はみ出した自由
大阪のホテルで1人これを書いている。
思い立って大阪に来た。友達に会いに来たという名目はあるものの、8月のフジロックまでの期間に生きる楽しみがなかったからというのが本当の大きな理由だ。
大阪のホテルで1人こんな時間にこんなnoteを書いている。すごく快適で自由なはずなのに普段と同じような夜を過ごしていることが少し虚しい。
昨年の2月からコロナウイルスが蔓延し、それからは他の県に行くとしても東京と神奈川県を往復する日々だった。そんな日々から脱したい思いで今回初めて1人この大阪に来た。
よく知らない電車に乗り、よく知らない駅に着き、よく知らない街を歩く。普段の生活では迷うことのない乗り換えや街の歩き方、何から何までが新鮮に感じた。少なくともこの1年では一度も感じない迷いだった。スマホの充電がもし切れてしまったらもう二度とホテルへと帰れない危機感を感じたのは久しぶりだった。迷子になって駅員さんに出口を尋ねた。そんなことも久しぶりだ。こうした事故が今の人生にはとても必要なことだった。

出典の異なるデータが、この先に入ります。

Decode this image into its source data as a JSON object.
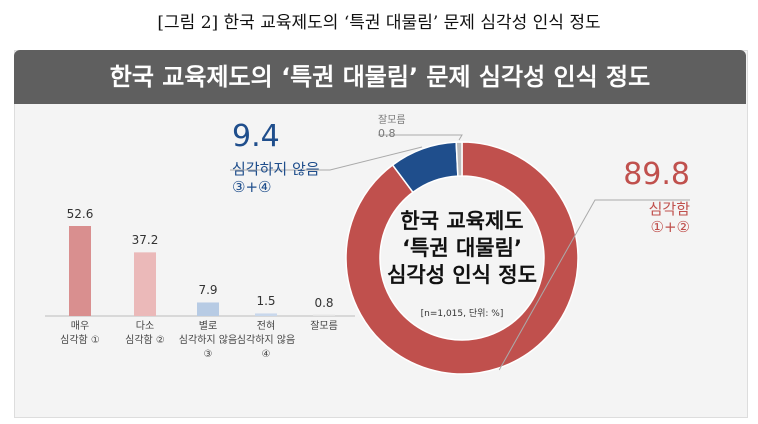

自宅と職場を往復するだけの日々は、決まった時刻の決まった電車に乗り、決まったルートで決まった道を歩くだけの移動という作業でしかなかった。迷いもしなければ、考えることもない。喜びもなければ不安もない。新鮮さもなく、何事もない。こんな毎日は安全で安心。
だけど僕らの人生は予想外の事故が起こるから、考えたり戸惑ったり対処したりする。そして新しい出会いや感覚が生まれる。このたった1年の間でそんなことすら忘れているほど心は疲れ果てて、薄汚れていた。
誰も知らない、歩き方も居場所もよく分からないこの街を歩いてる時に果てしのない自由を感じた。予想のできない出来事にもっと試されていたい。そんな風に思う今日だった。